CPI national congress: Building workers’ power

In late November the Communist Party of Ireland held it 25th National Congress in Belfast, the highest political authority of the CPI.

The congress brought together delegates from all over the country. It was the culmination of a long process of discussion in the branches on a number of motions, including the main political resolution as well as resolutions on women and on organisation, drafted by the National Executive Committee.

All branches were entitled, and encouraged, to submit amendments to all the motions before the congress.

The CPI has been developing and deepening its knowledge and understanding of the nature of the triple lock of imperialist domination—American, European, and British—on the Irish people, placing this domination in the context of imperialism’s global strategy and the deepening structural and systemic crisis of state-monopoly capitalism.

The congress reaffirmed the party’s total opposition to the European Union and to the social and economic strategy imposed through the numerous treaty obligations. The political resolution as adopted clearly shows that no amount of tinkering with the structures of the EU will work and rejects the false belief that the EU can somehow be “democratised.”

There was a strong debate, reflected in the number of amendments, on the current settlement in the form of the Belfast Agreement, on sectarianism, and on social and economic development. The political resolution states that “challenging sectarianism is a necessary part of the struggle for a democratic advance. It especially stunts the working class in its daily struggles. It needs to be challenged consistently and continually, as every weakening of sectarianism is an advance . . . Its final elimination is possible only in a wider democratic settlement through the democratic reintegration of the national territory, which would be a necessary step in freeing the Irish people from the legacy of dependence and the continued subordination to imperialist interests.”

The political resolution also reinforces the long-held position of the CPI that there can be “no lasting democratic solution to the political conflict and the differences within the political arrangements that have prevailed for nearly a century.” Working-class forces need to “move forward and address the issues that go beyond the Agreement.” In the North some of the areas that need to be advanced are:

  • the establishment of the Civic Forum
  • the enactment of a Bill of Rights
  • the removal of all undemocratic practices regarding arrest and remand
  • an Irish Language Act
  • the full transfer of fiscal powers
  • the removal of all foreign intelligence agencies
  • ending the misuse of the “petition of concern” and the corrupting practices associated with SPADs (special political advisers).

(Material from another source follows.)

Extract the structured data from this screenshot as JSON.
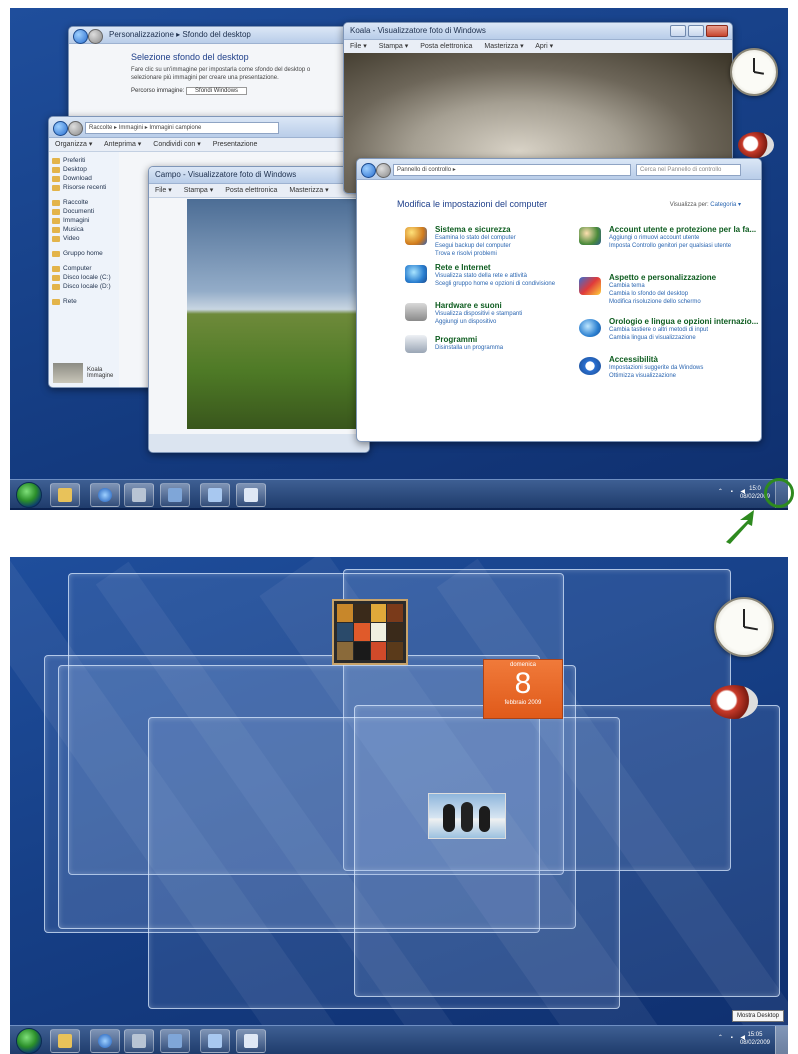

The CPI’s strategy is to maximise an all-Ireland approach to economic and social development, centred on the needs and interests of working people—a transformative strategy that strengthens the political and economic position and the interests of workers and weakens the power and control of capital and its institutions and mechanism of control. It is the use of state power that can

  • bring an end to poverty, unemployment, inequality, homelessness, hunger, and emigration;
  • dramatically increase investment in research and development;
  • establish all-Ireland networks to facilitate the development of manufacturing industry;
  • use planning and integration to obtain optimum gains from exports from the Republic and from industrial enterprises in the North.

Also urgently required are

  • public procurement, whereby any investment must be tailored to the maximum advantage of the greatest number of people, in recognition of the integral connection between economic dynamism and economic justice;
  • a genuinely integrated all-Ireland transport system, with appropriate railway and road corridors, not only to facilitate economic progress but to ensure the provision of full and accessible services in such areas as health;
  • all-Ireland environmental planning and regulation, with investment in the environment and environmentally responsible projects;
  • the establishment of an all-Ireland National Development Bank;
  • public ownership of all natural resources and their development by a National Development Corporation;
  • breaking with the euro;
  • pursuing economic and social policies regardless of what the European Union may or may not allow;
  • withdrawal from the European Union, because it impinges on the rights and sovereignty of the Irish people to make their own decisions;
  • repudiating the debt; and
  • the social control of capital.

The congress elected a new National Executive Committee, half of whom have never been members of the executive. The new NEC has been given the responsibility for developing the work and organisation based on the strategy adopted at the congress. The new NEC also marks a change in the age of the leadership, with a new generation of younger communists taking up leadership positions.